I'm sure the director had good intentions. Bradbury, it appears, even wrote the screenplay, although why he would have is beyond me.

The film is atrocious, an absolute slander against Bradbury's original work that takes everything he did and upends it. Everyone who read the novel understood that the lightning rod salesman wasn't predicting an actual, physical storm. It was always a prediction of the carnival, always. Not the physical storm this film suddenly placed front and center. The lightning rod salesman's end isn't the same, neither is the school teacher's end, or even the end of Mr. Dark. I understand his end in the book was probably very disturbing, but his end in the film was even more grotesque.

I reached the point of fast-forwarding through bits that were absolute rubbish, which was most of it. There are moments when Bradbury's prose is used, but not nearly enough of them. Overall, it is an abomination of the original story and I'm ashamed it was ever made and that I ever deigned to watch it. Rumor has it that Disney is remaking the film, but they didn't do such a good job the first time around so I'm not holding out much hope for a successful remake.

It's a shame that back when Bradbury first came up with the notion that Gene Kelly wasn't able to sell it as a screenplay and do it himself. Gene was a huge supporter of the premise (it was simply a screenplay idea at this point, not a novel), and the two were such good friends, that it would have been a rousing success. Sadly, he couldn't find the funding. No one was daring enough to give it a go in the 1950s, so now readers have an incredible book and an absolute stinker of a film.

Ah well, books are longer lasting anyway and I anticipate that people will still be reading Something Wicked This Way Comes when the film has long since faded into anonymity. One can only hope.

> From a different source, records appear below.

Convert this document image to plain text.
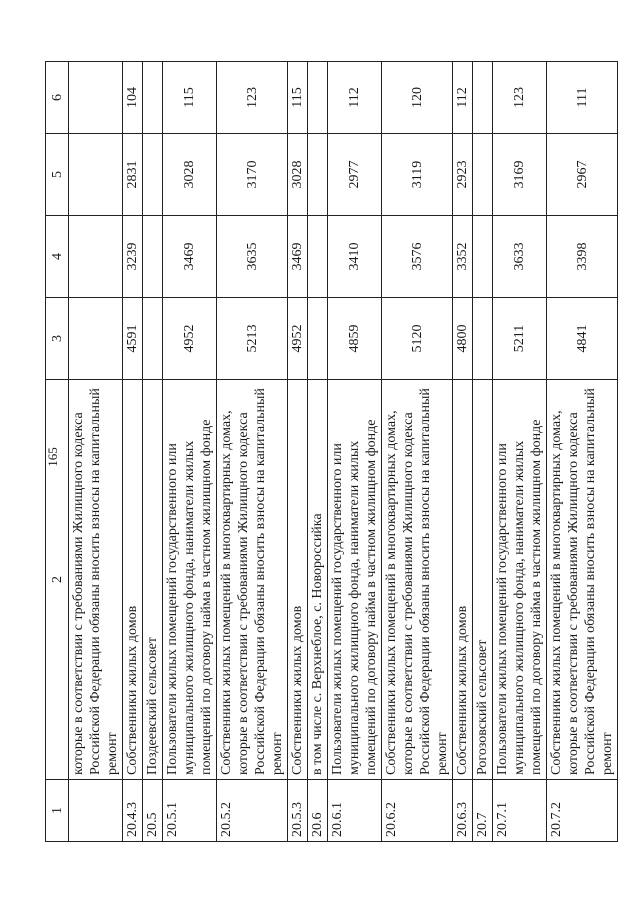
165
1	2	3	4	5	6
	которые в соответствии с требованиями Жилищного кодекса Российской Федерации обязаны вносить взносы на капитальный ремонт				
20.4.3	Собственники жилых домов	4591	3239	2831	104
20.5	Поздеевский сельсовет				
20.5.1	Пользователи жилых помещений государственного или муниципального жилищного фонда, наниматели жилых помещений по договору найма в частном жилищном фонде	4952	3469	3028	115
20.5.2	Собственники жилых помещений в многоквартирных домах, которые в соответствии с требованиями Жилищного кодекса Российской Федерации обязаны вносить взносы на капитальный ремонт	5213	3635	3170	123
20.5.3	Собственники жилых домов	4952	3469	3028	115
20.6	в том числе с. Верхнеблое, с. Новороссийка				
20.6.1	Пользователи жилых помещений государственного или муниципального жилищного фонда, наниматели жилых помещений по договору найма в частном жилищном фонде	4859	3410	2977	112
20.6.2	Собственники жилых помещений в многоквартирных домах, которые в соответствии с требованиями Жилищного кодекса Российской Федерации обязаны вносить взносы на капитальный ремонт	5120	3576	3119	120
20.6.3	Собственники жилых домов	4800	3352	2923	112
20.7	Рогозовский сельсовет				
20.7.1	Пользователи жилых помещений государственного или муниципального жилищного фонда, наниматели жилых помещений по договору найма в частном жилищном фонде	5211	3633	3169	123
20.7.2	Собственники жилых помещений в многоквартирных домах, которые в соответствии с требованиями Жилищного кодекса Российской Федерации обязаны вносить взносы на капитальный ремонт	4841	3398	2967	111
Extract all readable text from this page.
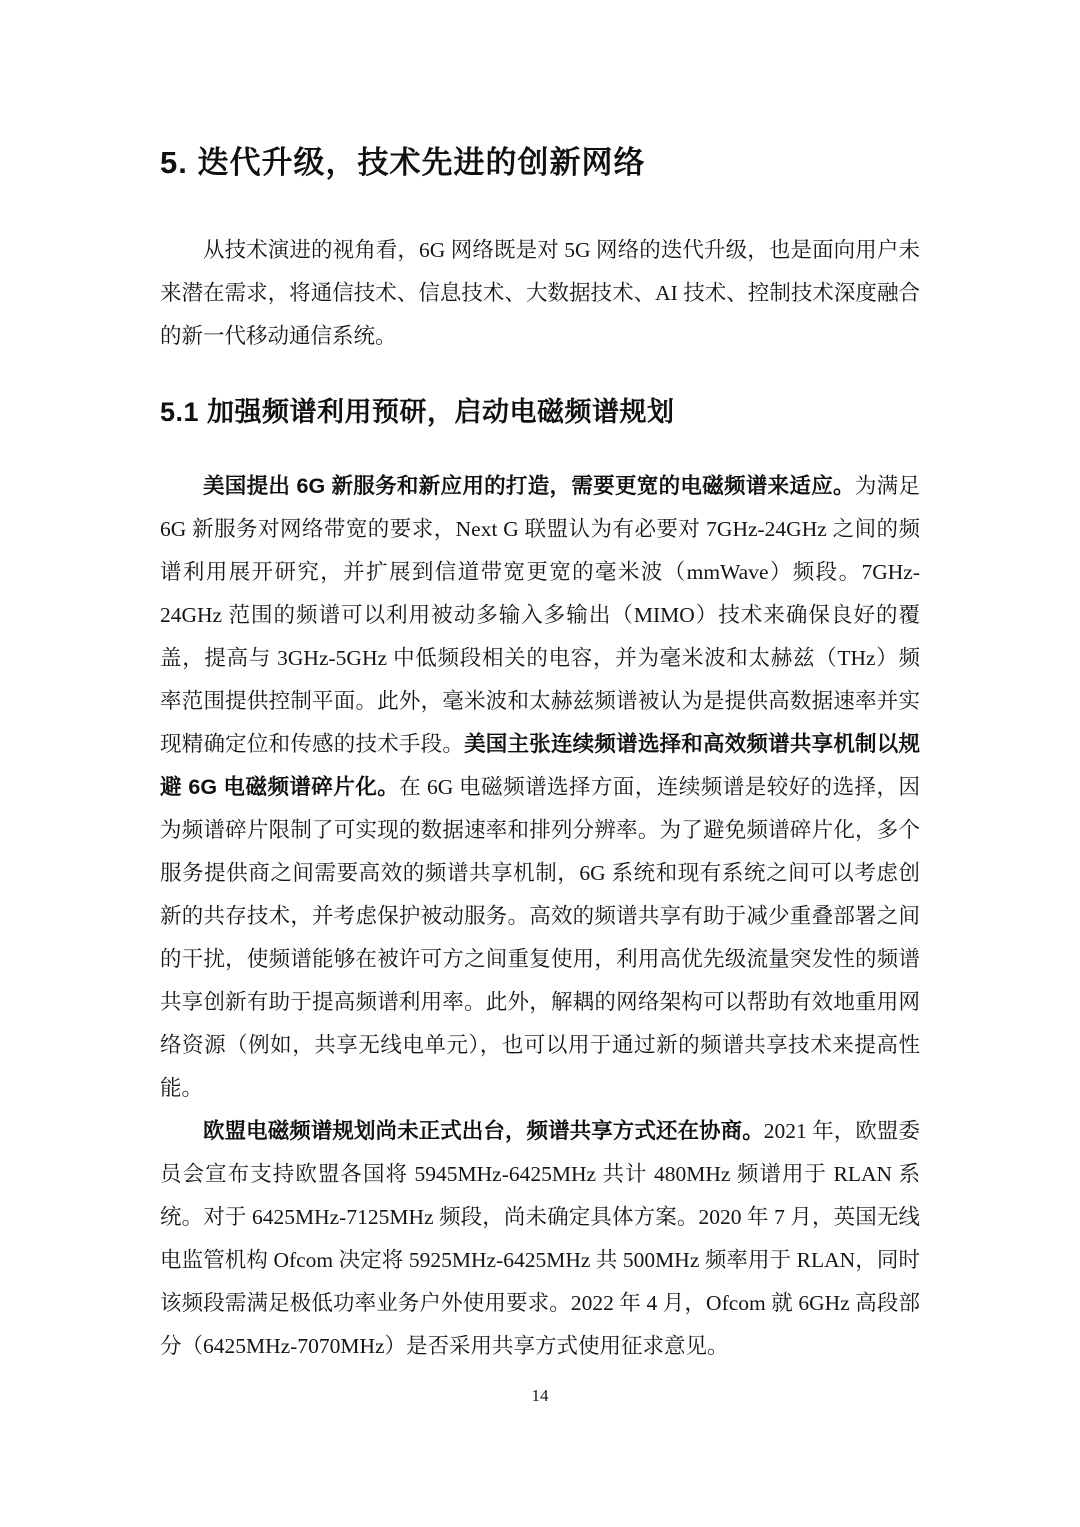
5. 迭代升级，技术先进的创新网络

从技术演进的视角看，6G 网络既是对 5G 网络的迭代升级，也是面向用户未来潜在需求，将通信技术、信息技术、大数据技术、AI 技术、控制技术深度融合的新一代移动通信系统。

5.1 加强频谱利用预研，启动电磁频谱规划

美国提出 6G 新服务和新应用的打造，需要更宽的电磁频谱来适应。为满足 6G 新服务对网络带宽的要求，Next G 联盟认为有必要对 7GHz-24GHz 之间的频谱利用展开研究，并扩展到信道带宽更宽的毫米波（mmWave）频段。7GHz-24GHz 范围的频谱可以利用被动多输入多输出（MIMO）技术来确保良好的覆盖，提高与 3GHz-5GHz 中低频段相关的电容，并为毫米波和太赫兹（THz）频率范围提供控制平面。此外，毫米波和太赫兹频谱被认为是提供高数据速率并实现精确定位和传感的技术手段。美国主张连续频谱选择和高效频谱共享机制以规避 6G 电磁频谱碎片化。在 6G 电磁频谱选择方面，连续频谱是较好的选择，因为频谱碎片限制了可实现的数据速率和排列分辨率。为了避免频谱碎片化，多个服务提供商之间需要高效的频谱共享机制，6G 系统和现有系统之间可以考虑创新的共存技术，并考虑保护被动服务。高效的频谱共享有助于减少重叠部署之间的干扰，使频谱能够在被许可方之间重复使用，利用高优先级流量突发性的频谱共享创新有助于提高频谱利用率。此外，解耦的网络架构可以帮助有效地重用网络资源（例如，共享无线电单元），也可以用于通过新的频谱共享技术来提高性能。

欧盟电磁频谱规划尚未正式出台，频谱共享方式还在协商。2021 年，欧盟委员会宣布支持欧盟各国将 5945MHz-6425MHz 共计 480MHz 频谱用于 RLAN 系统。对于 6425MHz-7125MHz 频段，尚未确定具体方案。2020 年 7 月，英国无线电监管机构 Ofcom 决定将 5925MHz-6425MHz 共 500MHz 频率用于 RLAN，同时该频段需满足极低功率业务户外使用要求。2022 年 4 月，Ofcom 就 6GHz 高段部分（6425MHz-7070MHz）是否采用共享方式使用征求意见。

14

  1. Although I count Ray Bradbury as one of my favorite authors, I've only read 5 or 6 of his books, and 2 of those were collections of short stories. I haven't read this one, but I'm adding it to the list of his books to seek out. Thanks!

    1. So this is only the 2nd of Bradbury's books that I've read (you're farther ahead than me). The other one is Fahrenheit 451, which I just LOVE. What other ones would you recommend?

    2. Fahrenheit 451 is mind-blowingly good. Dandelion Wine was excellent, but too melancholy for me to re-read. From the Dust Returned was nice, but not amazing. The Illustrated Man and The Martian Chronicles both had some awesome stories, some good stories. I feel like I've read one more, but I can't think of it at the moment. I would totally recommend all of them except From the Dust Returned, which is one of his last books and is charming, but not superb.